Overall Score: 7.5/10 (Strong Accept)

Strengths

MaskGIT's parallel decoding approach is a groundbreaking improvement over traditional sequential methods, significantly accelerating the image generation process.
The paper presents a thorough analysis of the output quality and diversity, substantiated by metrics like FID and IS.
The paper explores the limitations of the proposed model, especially in complex or edge-case scenarios, which is crucial for a balanced understanding.

Weaknesses

The paper does not discusses the model's potential for negative societal impacts and it could provide more details on how these impacts could be mitigated.
The discussion on the scalability of the model and its ability to generalize across various datasets is not adequately covered.

Peer-Review - Deepak

Overall Score: 8/10 (Strong Accept)

Strengths

The paper introduces a novel approach to image synthesis, particularly in its use of bidirectional transformers for MVTM and its efficient parallel decoding technique.
Technically sound with well-supported claims.
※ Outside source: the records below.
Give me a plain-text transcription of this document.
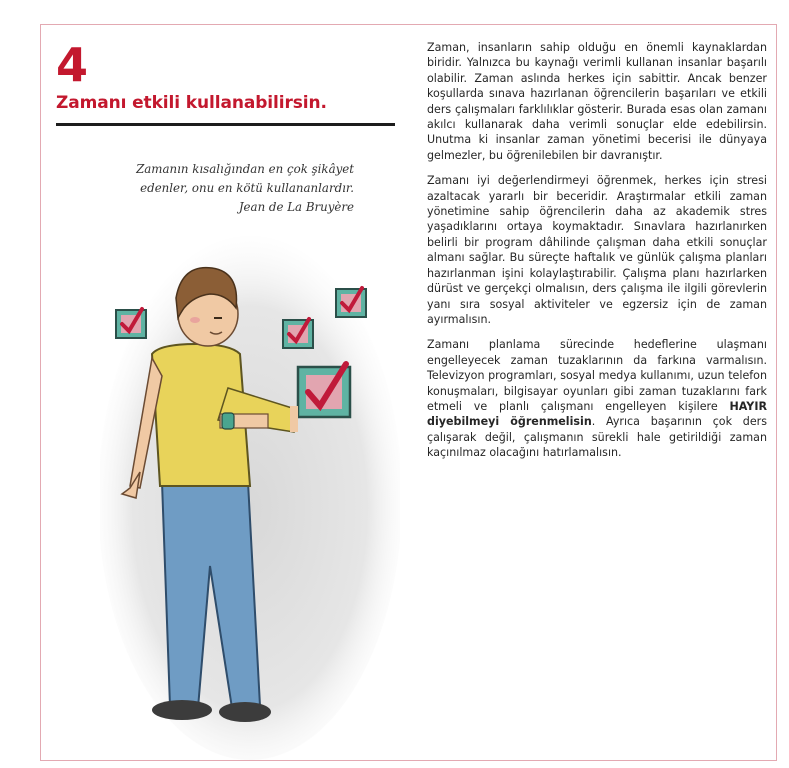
4
Zamanı etkili kullanabilirsin.
Zamanın kısalığından en çok şikâyet
edenler, onu en kötü kullananlardır.
Jean de La Bruyère

Zaman, insanların sahip olduğu en önemli kaynaklardan biridir. Yalnızca bu kaynağı verimli kullanan insanlar başarılı olabilir. Zaman aslında herkes için sabittir. Ancak benzer koşullarda sınava hazırlanan öğrencilerin başarıları ve etkili ders çalışmaları farklılıklar gösterir. Burada esas olan zamanı akılcı kullanarak daha verimli sonuçlar elde edebilirsin. Unutma ki insanlar zaman yönetimi becerisi ile dünyaya gelmezler, bu öğrenilebilen bir davranıştır.

Zamanı iyi değerlendirmeyi öğrenmek, herkes için stresi azaltacak yararlı bir beceridir. Araştırmalar etkili zaman yönetimine sahip öğrencilerin daha az akademik stres yaşadıklarını ortaya koymaktadır. Sınavlara hazırlanırken belirli bir program dâhilinde çalışman daha etkili sonuçlar almanı sağlar. Bu süreçte haftalık ve günlük çalışma planları hazırlanman işini kolaylaştırabilir. Çalışma planı hazırlarken dürüst ve gerçekçi olmalısın, ders çalışma ile ilgili görevlerin yanı sıra sosyal aktiviteler ve egzersiz için de zaman ayırmalısın.

Zamanı planlama sürecinde hedeflerine ulaşmanı engelleyecek zaman tuzaklarının da farkına varmalısın. Televizyon programları, sosyal medya kullanımı, uzun telefon konuşmaları, bilgisayar oyunları gibi zaman tuzaklarını fark etmeli ve planlı çalışmanı engelleyen kişilere HAYIR diyebilmeyi öğrenmelisin. Ayrıca başarının çok ders çalışarak değil, çalışmanın sürekli hale getirildiği zaman kaçınılmaz olacağını hatırlamalısın.
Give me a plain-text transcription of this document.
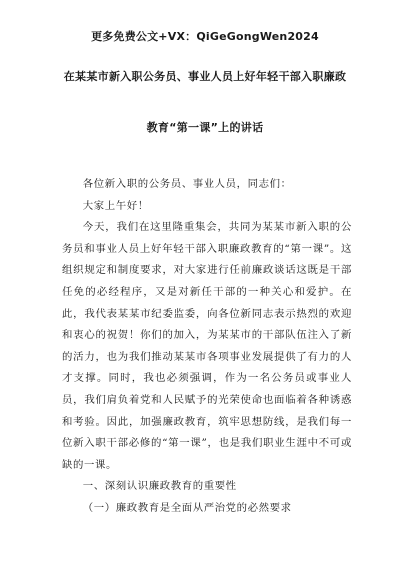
更多免费公文+VX：QiGeGongWen2024
在某某市新入职公务员、事业人员上好年轻干部入职廉政
教育“第一课”上的讲话

各位新入职的公务员、事业人员，同志们：

大家上午好！

今天，我们在这里隆重集会，共同为某某市新入职的公务员和事业人员上好年轻干部入职廉政教育的“第一课”。这组织规定和制度要求，对大家进行任前廉政谈话这既是干部任免的必经程序，又是对新任干部的一种关心和爱护。在此，我代表某某市纪委监委，向各位新同志表示热烈的欢迎和衷心的祝贺！你们的加入，为某某市的干部队伍注入了新的活力，也为我们推动某某市各项事业发展提供了有力的人才支撑。同时，我也必须强调，作为一名公务员或事业人员，我们肩负着党和人民赋予的光荣使命也面临着各种诱惑和考验。因此，加强廉政教育，筑牢思想防线，是我们每一位新入职干部必修的“第一课”，也是我们职业生涯中不可或缺的一课。

一、深刻认识廉政教育的重要性

（一）廉政教育是全面从严治党的必然要求
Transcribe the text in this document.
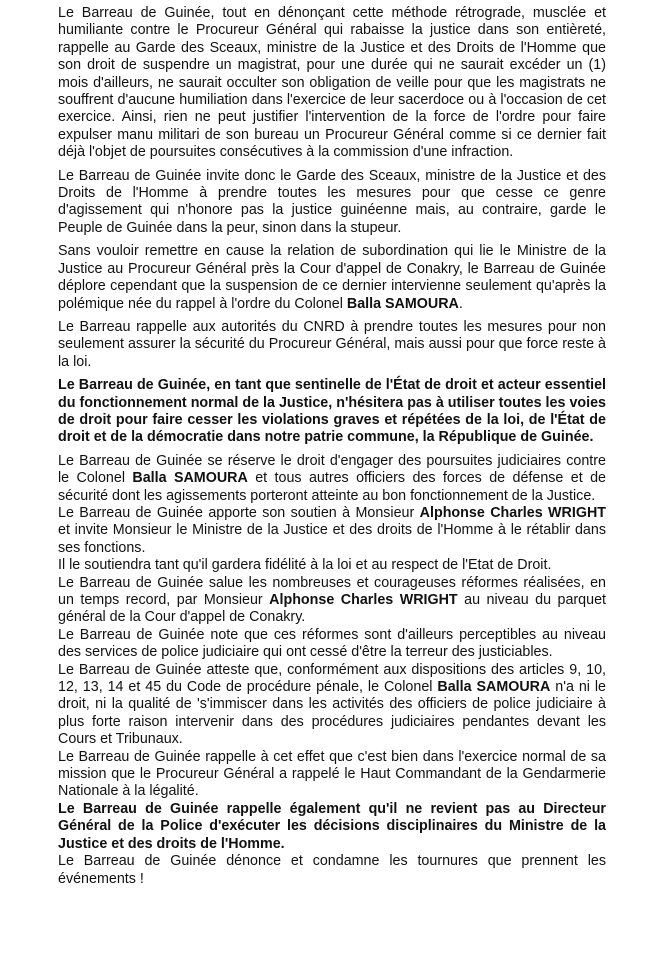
Le Barreau de Guinée, tout en dénonçant cette méthode rétrograde, musclée et humiliante contre le Procureur Général qui rabaisse la justice dans son entièreté, rappelle au Garde des Sceaux, ministre de la Justice et des Droits de l'Homme que son droit de suspendre un magistrat, pour une durée qui ne saurait excéder un (1) mois d'ailleurs, ne saurait occulter son obligation de veille pour que les magistrats ne souffrent d'aucune humiliation dans l'exercice de leur sacerdoce ou à l'occasion de cet exercice. Ainsi, rien ne peut justifier l'intervention de la force de l'ordre pour faire expulser manu militari de son bureau un Procureur Général comme si ce dernier fait déjà l'objet de poursuites consécutives à la commission d'une infraction.

Le Barreau de Guinée invite donc le Garde des Sceaux, ministre de la Justice et des Droits de l'Homme à prendre toutes les mesures pour que cesse ce genre d'agissement qui n'honore pas la justice guinéenne mais, au contraire, garde le Peuple de Guinée dans la peur, sinon dans la stupeur.

Sans vouloir remettre en cause la relation de subordination qui lie le Ministre de la Justice au Procureur Général près la Cour d'appel de Conakry, le Barreau de Guinée déplore cependant que la suspension de ce dernier intervienne seulement qu'après la polémique née du rappel à l'ordre du Colonel Balla SAMOURA.

Le Barreau rappelle aux autorités du CNRD à prendre toutes les mesures pour non seulement assurer la sécurité du Procureur Général, mais aussi pour que force reste à la loi.

Le Barreau de Guinée, en tant que sentinelle de l'État de droit et acteur essentiel du fonctionnement normal de la Justice, n'hésitera pas à utiliser toutes les voies de droit pour faire cesser les violations graves et répétées de la loi, de l'État de droit et de la démocratie dans notre patrie commune, la République de Guinée.

Le Barreau de Guinée se réserve le droit d'engager des poursuites judiciaires contre le Colonel Balla SAMOURA et tous autres officiers des forces de défense et de sécurité dont les agissements porteront atteinte au bon fonctionnement de la Justice.

Le Barreau de Guinée apporte son soutien à Monsieur Alphonse Charles WRIGHT et invite Monsieur le Ministre de la Justice et des droits de l'Homme à le rétablir dans ses fonctions.

Il le soutiendra tant qu'il gardera fidélité à la loi et au respect de l'Etat de Droit.

Le Barreau de Guinée salue les nombreuses et courageuses réformes réalisées, en un temps record, par Monsieur Alphonse Charles WRIGHT au niveau du parquet général de la Cour d'appel de Conakry.

Le Barreau de Guinée note que ces réformes sont d'ailleurs perceptibles au niveau des services de police judiciaire qui ont cessé d'être la terreur des justiciables.

Le Barreau de Guinée atteste que, conformément aux dispositions des articles 9, 10, 12, 13, 14 et 45 du Code de procédure pénale, le Colonel Balla SAMOURA n'a ni le droit, ni la qualité de 's'immiscer dans les activités des officiers de police judiciaire à plus forte raison intervenir dans des procédures judiciaires pendantes devant les Cours et Tribunaux.

Le Barreau de Guinée rappelle à cet effet que c'est bien dans l'exercice normal de sa mission que le Procureur Général a rappelé le Haut Commandant de la Gendarmerie Nationale à la légalité.

Le Barreau de Guinée rappelle également qu'il ne revient pas au Directeur Général de la Police d'exécuter les décisions disciplinaires du Ministre de la Justice et des droits de l'Homme.

Le Barreau de Guinée dénonce et condamne les tournures que prennent les événements !
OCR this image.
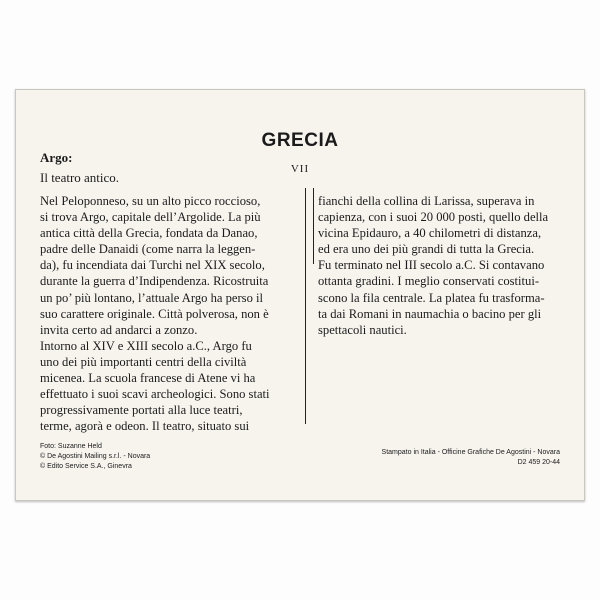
GRECIA
VII
Argo:
Il teatro antico.
Nel Peloponneso, su un alto picco roccioso,
si trova Argo, capitale dell’Argolide. La più
antica città della Grecia, fondata da Danao,
padre delle Danaidi (come narra la leggen-
da), fu incendiata dai Turchi nel XIX secolo,
durante la guerra d’Indipendenza. Ricostruita
un po’ più lontano, l’attuale Argo ha perso il
suo carattere originale. Città polverosa, non è
invita certo ad andarci a zonzo.
Intorno al XIV e XIII secolo a.C., Argo fu
uno dei più importanti centri della civiltà
micenea. La scuola francese di Atene vi ha
effettuato i suoi scavi archeologici. Sono stati
progressivamente portati alla luce teatri,
terme, agorà e odeon. Il teatro, situato sui
fianchi della collina di Larissa, superava in
capienza, con i suoi 20 000 posti, quello della
vicina Epidauro, a 40 chilometri di distanza,
ed era uno dei più grandi di tutta la Grecia.
Fu terminato nel III secolo a.C. Si contavano
ottanta gradini. I meglio conservati costitui-
scono la fila centrale. La platea fu trasforma-
ta dai Romani in naumachia o bacino per gli
spettacoli nautici.
Foto: Suzanne Held
© De Agostini Mailing s.r.l. - Novara
© Edito Service S.A., Ginevra
Stampato in Italia - Officine Grafiche De Agostini - Novara
D2 459 20-44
The experiments demonstrate MaskGIT's superiority over existing models in terms of image quality and synthesis speed.
The paper is clearly written and well-organized, particularly in explaining complex concepts like MVTM and iterative decoding.
Demonstrated proficiency in a range of tasks (class-conditional synthesis, image manipulation, and extrapolation) indicates the model's versatility and wide applicability.

Weaknesses

There's a need for a more comprehensive exploration of the model's limitations and potential areas for improvement.
The impact of MaskGIT in practical applications beyond the scope of the experiments could be more deeply explored to underline its significance.